In the final stage of the QSAR process, the activity of a drug candidate can be estimated from its molecular descriptors and the QSAR equation either by interpolation or extrapolation of the data. The predictions are more reliable when a large number of lead compounds and molecular descriptors are used to generate the QSAR equation.
The traditional QSAR technique has been refined into 3D QSAR, in which sophisticated computational methods are used to gain further insight into the three-dimensional features of drug candidates that lead to tight binding to the receptor site of a target. The process begins by using a computer to superimpose three-dimensional structural models of lead compounds and looking for common features, such as similarities in shape, location of functional groups, and electrostatic potential plots, which can be obtained from molecular orbital calculations. The key assumption of the method is that common structural features are indicative of molecular properties that enhance binding of the drug to the receptor. The collection of superimposed molecules is then placed inside a three-dimensional grid of points. An atomic probe, typically an sp3-hybridized carbon atom, visits each grid point and two energies of interaction are calculated: Esteric, the steric energy reflecting interactions between the probe and electrons in uncharged regions of the drug, and Eelec, the electrostatic energy arising from interactions between the probe and a region of the molecule carrying a partial charge. The measured equilibrium constant for binding of the drug to the target, Kbind, is then assumed to be related to the interaction energies at each point r by the 3D QSAR equation
log Kbind = c0 + \(\sum\)r {cs(r)Esteric(r) + cE(r)Eelec(r)}
where the c(r) are coefficients calculated by regression analysis, with the coefficients cS and cE reflecting the relative importance of steric and electrostatic interactions, respectively, at the grid point r. Visualization of the regression analysis is facilitated by colouring each grid point according to the magnitude of the coefficients. Figure 2 shows results of a 3D QSAR analysis of the binding of steroids, molecules with the carbon skeleton shown, to human corticosteroid-binding globulin (CBG). Indeed, it can be seen that the technique lives up to the promise of opening a window into the chemical nature of the binding site even when its structure is not known.

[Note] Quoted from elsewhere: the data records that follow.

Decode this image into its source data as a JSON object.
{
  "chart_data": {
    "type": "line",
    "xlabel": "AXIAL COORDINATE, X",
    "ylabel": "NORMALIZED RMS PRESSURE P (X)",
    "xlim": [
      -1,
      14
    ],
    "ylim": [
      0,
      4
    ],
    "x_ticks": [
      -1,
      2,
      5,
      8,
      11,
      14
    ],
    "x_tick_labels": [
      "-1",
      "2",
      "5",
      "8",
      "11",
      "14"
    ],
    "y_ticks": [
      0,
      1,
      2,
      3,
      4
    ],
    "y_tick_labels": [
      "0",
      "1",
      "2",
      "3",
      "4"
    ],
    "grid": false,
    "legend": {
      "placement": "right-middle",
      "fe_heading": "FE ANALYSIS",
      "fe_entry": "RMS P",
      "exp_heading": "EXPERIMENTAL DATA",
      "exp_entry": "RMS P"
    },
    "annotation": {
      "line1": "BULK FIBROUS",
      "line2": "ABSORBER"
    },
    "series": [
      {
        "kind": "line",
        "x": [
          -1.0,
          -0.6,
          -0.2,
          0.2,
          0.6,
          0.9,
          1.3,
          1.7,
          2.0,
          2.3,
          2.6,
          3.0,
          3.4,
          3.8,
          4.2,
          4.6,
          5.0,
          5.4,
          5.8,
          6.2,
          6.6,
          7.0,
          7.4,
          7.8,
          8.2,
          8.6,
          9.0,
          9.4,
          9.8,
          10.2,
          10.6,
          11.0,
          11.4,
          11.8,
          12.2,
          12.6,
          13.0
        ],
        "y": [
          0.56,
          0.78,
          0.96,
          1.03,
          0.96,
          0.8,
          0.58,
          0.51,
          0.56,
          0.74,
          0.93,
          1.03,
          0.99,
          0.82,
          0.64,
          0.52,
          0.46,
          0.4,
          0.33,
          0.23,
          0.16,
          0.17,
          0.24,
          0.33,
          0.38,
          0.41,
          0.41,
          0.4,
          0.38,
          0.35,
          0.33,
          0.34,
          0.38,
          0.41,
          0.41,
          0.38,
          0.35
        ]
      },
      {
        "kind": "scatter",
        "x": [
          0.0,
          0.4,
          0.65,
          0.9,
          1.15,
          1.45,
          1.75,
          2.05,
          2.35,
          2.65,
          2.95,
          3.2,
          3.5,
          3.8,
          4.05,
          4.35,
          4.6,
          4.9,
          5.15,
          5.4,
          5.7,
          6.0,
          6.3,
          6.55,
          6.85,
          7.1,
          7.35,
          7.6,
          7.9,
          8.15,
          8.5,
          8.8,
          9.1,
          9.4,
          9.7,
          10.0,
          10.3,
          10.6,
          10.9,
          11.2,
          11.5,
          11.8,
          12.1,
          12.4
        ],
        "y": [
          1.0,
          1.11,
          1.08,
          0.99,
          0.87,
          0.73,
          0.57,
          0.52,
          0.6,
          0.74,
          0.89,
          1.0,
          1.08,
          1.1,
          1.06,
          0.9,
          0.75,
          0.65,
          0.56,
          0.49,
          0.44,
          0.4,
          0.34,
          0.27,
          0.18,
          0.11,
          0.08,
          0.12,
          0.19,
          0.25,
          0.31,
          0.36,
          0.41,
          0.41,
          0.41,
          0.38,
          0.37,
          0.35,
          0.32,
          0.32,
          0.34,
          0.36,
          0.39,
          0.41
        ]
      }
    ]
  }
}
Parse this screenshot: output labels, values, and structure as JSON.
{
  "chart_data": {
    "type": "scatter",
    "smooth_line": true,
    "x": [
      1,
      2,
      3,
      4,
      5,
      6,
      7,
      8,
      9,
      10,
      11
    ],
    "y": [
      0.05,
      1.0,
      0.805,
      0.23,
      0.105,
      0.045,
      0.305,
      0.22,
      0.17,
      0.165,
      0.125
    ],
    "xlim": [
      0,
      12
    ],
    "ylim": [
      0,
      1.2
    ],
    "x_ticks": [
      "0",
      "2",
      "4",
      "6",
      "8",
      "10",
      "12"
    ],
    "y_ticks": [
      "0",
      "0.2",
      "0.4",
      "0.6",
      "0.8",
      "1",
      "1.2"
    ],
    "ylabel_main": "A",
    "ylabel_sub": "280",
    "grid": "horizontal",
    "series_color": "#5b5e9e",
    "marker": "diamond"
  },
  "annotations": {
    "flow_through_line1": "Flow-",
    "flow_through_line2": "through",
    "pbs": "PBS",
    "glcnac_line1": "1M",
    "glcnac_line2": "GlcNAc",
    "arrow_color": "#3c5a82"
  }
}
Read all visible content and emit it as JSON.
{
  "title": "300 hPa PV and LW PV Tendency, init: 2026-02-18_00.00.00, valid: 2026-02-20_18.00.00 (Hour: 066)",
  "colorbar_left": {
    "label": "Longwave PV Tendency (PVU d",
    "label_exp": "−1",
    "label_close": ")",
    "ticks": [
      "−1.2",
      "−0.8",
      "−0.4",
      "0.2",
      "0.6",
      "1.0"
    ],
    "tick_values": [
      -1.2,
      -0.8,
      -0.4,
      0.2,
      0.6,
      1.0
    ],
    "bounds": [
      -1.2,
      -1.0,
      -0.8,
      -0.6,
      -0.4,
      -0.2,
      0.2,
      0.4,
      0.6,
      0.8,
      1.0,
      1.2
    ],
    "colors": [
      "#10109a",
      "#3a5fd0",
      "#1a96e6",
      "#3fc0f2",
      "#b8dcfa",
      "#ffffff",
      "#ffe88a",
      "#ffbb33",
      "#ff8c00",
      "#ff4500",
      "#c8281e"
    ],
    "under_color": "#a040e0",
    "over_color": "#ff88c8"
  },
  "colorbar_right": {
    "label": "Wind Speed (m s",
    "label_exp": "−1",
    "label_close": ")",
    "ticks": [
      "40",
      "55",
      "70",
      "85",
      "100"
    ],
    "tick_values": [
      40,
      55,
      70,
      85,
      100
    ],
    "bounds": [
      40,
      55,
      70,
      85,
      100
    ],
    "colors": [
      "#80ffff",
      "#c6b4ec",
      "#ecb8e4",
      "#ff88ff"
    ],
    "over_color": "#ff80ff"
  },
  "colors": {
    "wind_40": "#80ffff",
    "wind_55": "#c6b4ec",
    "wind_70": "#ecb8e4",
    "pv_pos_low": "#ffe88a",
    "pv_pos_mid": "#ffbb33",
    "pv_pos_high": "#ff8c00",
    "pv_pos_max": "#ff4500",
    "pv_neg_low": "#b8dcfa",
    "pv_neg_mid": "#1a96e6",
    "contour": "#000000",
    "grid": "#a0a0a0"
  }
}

Fig. 2. A 3D QSAR analysis of the binding of steroids, molecules with the carbon skeleton shown, to human corticosteroid-binding globulin (CBG). The ellipses indicate areas in the protein’s binding site with positive or negative electrostatic potentials and with little or much steric crowding. It follows from the calculations that addition of large substituents near the left-hand side of the molecule (as it is drawn on the page) leads to poor affinity of the drug to the binding site. Also, substituents that lead to the accumulation of negative electrostatic potential at either end of the drug are likely to show enhanced affinity for the binding site. [Adapted from P. Krogsgaard-Larsen, T. Liljefors, U. Madsen (ed.), Textbook of drug design and discovery,Taylor & Francis, London (2002).]
The QSAR and 3D QSAR methods, though powerful, have limited power: the predictions are only as good as the data used in the correlations are both reliable and abundant. However, the techniques have been used successfully to identify compounds that deserve further synthetic elaboration, such as addition or removal of functional groups, and testing.